Each meal is totally healthy. It comes with rice — white or brown — mixed with 25 per cent quinoa, with fresh salads and meat or vegetarian options.

The healthy meals arrive from the kitchen in impersonal brown paper bags.

Hey Zeus founder Jacob Beye calls it “guilt-free fast food”.

Beye is an American expat who moved to Australia as a university student a decade ago.

What inspired him to set up Hey Zeus were the fast food chains back home which had used automation to turbocharge the speed of service at takeaway joints.

“From the research I’ve done, there is nothing quite like it — it’s the first of its kind in Australia,” Mr Beye told news.com.au.

“McDonald’s has touchscreen ordering, but only to supplement their main offer. This is the first completely unmanned cafe.”

He says his focus is complex nutrition rather than “healthy” or “diet” food.

The idea for the business came up when he was a busy student struggling to find healthy takeaway food options.

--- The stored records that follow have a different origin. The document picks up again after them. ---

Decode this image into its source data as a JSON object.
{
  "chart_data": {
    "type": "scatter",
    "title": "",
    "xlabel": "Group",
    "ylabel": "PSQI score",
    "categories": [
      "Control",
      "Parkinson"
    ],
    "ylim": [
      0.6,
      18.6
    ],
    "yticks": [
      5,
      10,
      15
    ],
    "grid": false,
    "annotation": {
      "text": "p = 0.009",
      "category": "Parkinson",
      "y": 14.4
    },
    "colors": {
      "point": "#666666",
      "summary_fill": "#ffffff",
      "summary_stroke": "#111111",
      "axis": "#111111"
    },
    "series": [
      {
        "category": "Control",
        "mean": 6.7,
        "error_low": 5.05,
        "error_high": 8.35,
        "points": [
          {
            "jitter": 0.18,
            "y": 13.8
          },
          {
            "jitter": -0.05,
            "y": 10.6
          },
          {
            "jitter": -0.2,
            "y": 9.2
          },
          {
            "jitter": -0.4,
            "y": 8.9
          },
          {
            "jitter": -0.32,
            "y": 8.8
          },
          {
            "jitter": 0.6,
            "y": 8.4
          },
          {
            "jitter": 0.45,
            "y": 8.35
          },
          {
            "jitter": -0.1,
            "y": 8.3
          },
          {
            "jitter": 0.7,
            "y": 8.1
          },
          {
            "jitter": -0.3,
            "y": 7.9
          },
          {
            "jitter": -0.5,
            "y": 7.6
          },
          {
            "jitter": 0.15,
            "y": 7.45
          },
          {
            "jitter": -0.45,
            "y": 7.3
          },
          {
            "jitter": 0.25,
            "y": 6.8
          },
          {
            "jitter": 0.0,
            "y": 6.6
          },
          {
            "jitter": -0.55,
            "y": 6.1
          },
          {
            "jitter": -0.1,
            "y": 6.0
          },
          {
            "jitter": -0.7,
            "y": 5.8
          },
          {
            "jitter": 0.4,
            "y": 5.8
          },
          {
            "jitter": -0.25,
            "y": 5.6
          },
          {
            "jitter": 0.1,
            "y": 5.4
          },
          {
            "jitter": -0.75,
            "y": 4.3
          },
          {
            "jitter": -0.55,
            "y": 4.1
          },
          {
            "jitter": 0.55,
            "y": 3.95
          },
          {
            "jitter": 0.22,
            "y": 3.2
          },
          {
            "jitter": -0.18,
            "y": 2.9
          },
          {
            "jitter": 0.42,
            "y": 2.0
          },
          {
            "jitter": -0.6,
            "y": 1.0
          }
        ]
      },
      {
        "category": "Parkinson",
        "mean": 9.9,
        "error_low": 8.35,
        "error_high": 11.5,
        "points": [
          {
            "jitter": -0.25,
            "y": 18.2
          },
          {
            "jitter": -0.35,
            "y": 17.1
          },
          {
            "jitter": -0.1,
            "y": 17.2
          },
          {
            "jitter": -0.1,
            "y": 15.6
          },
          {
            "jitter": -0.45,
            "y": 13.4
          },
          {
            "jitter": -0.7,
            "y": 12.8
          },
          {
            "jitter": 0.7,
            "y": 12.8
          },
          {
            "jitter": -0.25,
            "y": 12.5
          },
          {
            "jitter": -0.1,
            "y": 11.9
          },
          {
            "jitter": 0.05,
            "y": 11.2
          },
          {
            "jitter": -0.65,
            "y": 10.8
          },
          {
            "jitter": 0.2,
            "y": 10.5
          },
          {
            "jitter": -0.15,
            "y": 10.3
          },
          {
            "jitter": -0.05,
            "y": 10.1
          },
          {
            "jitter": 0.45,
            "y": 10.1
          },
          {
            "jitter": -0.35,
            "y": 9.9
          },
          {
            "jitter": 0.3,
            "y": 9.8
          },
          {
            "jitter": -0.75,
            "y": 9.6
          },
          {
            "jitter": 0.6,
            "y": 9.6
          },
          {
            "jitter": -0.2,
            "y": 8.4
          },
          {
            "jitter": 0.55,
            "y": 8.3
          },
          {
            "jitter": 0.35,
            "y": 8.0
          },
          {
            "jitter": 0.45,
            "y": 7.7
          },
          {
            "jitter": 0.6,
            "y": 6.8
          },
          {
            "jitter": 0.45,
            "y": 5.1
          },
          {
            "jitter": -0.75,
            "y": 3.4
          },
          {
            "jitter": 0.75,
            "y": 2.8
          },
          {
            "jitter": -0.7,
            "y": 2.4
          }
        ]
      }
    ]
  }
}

“I was annoyed by how, when I just didn’t have much time, I’d usually have to choose food that’s pretty bad for you,” Beye said.

“It’s harder to get fresh, organic food down to those prices.”

While the restaurant has attracted reactions from social media users, with some claiming iPads are taking people’s jobs, Beye says Hey Zeus has not necessarily cut down on staff.

It’s just made the food quicker and cheaper to deliver.

“I think we’d be able to do it with the same number of labour hours, but we’d be slower and our prices would have to go up,” he said.